Skogrand founded the girls basketball program at Mountain View when it opened in 2003-04, building it into a perennial state power. She led the Mavericks to four state championships, five district titles and 14 state tournament appearances in 19 seasons, compiling a 316-158 (.667) record at the school.
She also went 115-75 (.605) and made the state tournament three times in eight seasons at Meridian. Add in a 60-38 record in Dayton, Nevada, to start her career, and she holds a career varsity basketball record of 491-271 (.644).
But her success wasn’t limited to basketball. She also won a pair of district titles and a state runner-up trophy with Borah softball, she led Meridian softball to a district title, and she coached volleyball and golf, too.
Skogrand said some of her career highlights include coaching her daughter, Ali, and her first district and state titles. But her favorite memories stem from the relationships she’s built with players during 37 years as a coach and teacher.

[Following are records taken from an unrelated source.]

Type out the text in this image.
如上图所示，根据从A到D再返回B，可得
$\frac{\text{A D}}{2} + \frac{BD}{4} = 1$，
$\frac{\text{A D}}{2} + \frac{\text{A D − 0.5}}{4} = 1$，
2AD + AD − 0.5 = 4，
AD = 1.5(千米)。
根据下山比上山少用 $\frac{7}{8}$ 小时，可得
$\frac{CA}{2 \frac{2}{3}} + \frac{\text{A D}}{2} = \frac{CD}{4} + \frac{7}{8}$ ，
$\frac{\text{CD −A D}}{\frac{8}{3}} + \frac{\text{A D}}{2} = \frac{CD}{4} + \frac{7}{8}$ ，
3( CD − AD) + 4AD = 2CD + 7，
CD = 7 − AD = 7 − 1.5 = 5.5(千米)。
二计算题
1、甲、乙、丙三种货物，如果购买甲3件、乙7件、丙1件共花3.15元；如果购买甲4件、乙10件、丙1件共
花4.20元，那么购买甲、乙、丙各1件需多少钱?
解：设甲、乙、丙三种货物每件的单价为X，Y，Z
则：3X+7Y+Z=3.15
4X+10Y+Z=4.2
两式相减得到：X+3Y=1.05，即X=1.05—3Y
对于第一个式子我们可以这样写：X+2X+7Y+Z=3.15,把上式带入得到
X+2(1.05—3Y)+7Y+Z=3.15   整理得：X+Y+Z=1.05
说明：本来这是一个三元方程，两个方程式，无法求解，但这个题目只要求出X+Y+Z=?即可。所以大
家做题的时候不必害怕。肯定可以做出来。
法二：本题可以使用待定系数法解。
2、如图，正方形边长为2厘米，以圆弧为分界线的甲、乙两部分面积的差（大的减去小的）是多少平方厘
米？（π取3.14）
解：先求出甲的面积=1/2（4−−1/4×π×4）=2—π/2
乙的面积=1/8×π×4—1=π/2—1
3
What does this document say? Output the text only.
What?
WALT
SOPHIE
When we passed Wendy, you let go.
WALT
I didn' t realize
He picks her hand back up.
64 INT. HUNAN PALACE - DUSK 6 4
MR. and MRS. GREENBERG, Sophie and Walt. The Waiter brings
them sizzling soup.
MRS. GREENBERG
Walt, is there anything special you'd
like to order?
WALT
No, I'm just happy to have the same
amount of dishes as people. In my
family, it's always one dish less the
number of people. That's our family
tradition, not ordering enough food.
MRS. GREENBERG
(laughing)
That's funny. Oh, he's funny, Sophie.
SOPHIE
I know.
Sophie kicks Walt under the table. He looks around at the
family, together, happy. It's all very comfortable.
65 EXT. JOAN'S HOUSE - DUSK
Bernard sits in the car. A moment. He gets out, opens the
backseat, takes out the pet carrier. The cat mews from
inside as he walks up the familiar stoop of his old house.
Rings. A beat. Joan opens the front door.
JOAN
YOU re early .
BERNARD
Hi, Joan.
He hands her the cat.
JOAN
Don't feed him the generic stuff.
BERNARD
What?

“Most of the time, it’s when my former athletes make contact with me, or it might be a former student I see at the restaurant or the grocery store,” Skogrand said. “When they tell me I made an impact, I feel really proud of what I’ve accomplished.”
Skogrand graduated from Borah in 1980 as a multisport star, winning the state basketball player of the year award as a senior under her maiden name, Connie Sandland. She then played four years at Boise State, where she still ranks among the career leaders in points (10th), rebounds (10th), assists (18th), steals (ninth) and blocked shots (16th).
She left for Nevada as a 22-year-old for her first job, where she coached volleyball, basketball and softball all at the same time, laying the foundation for a lifetime as a coach and mentor.
Her 37 years as a coach saw women’s sports explode from a niche to the mainstream. Generations of players benefited from her experience, instruction and wealth of knowledge.
“She’s had a ton of success,” Boise girls basketball coach Kim Brydges said. “I don’t know how many state championships she’s won or how many banners she’s hung. But more importantly, she left a positive mark on girls basketball in the area.”
Skogrand admits she hasn’t made too many plans for her retirement, beyond packing for her cruise and cleaning out two filing cabinets full of old notes. After a lifetime ruled by the demands of a sports calendar, she’s taking the days as they come.
“I’m just going to enjoy some free time and enjoy some traveling this summer as much as I can,” Skogrand said. “And then, go from there.”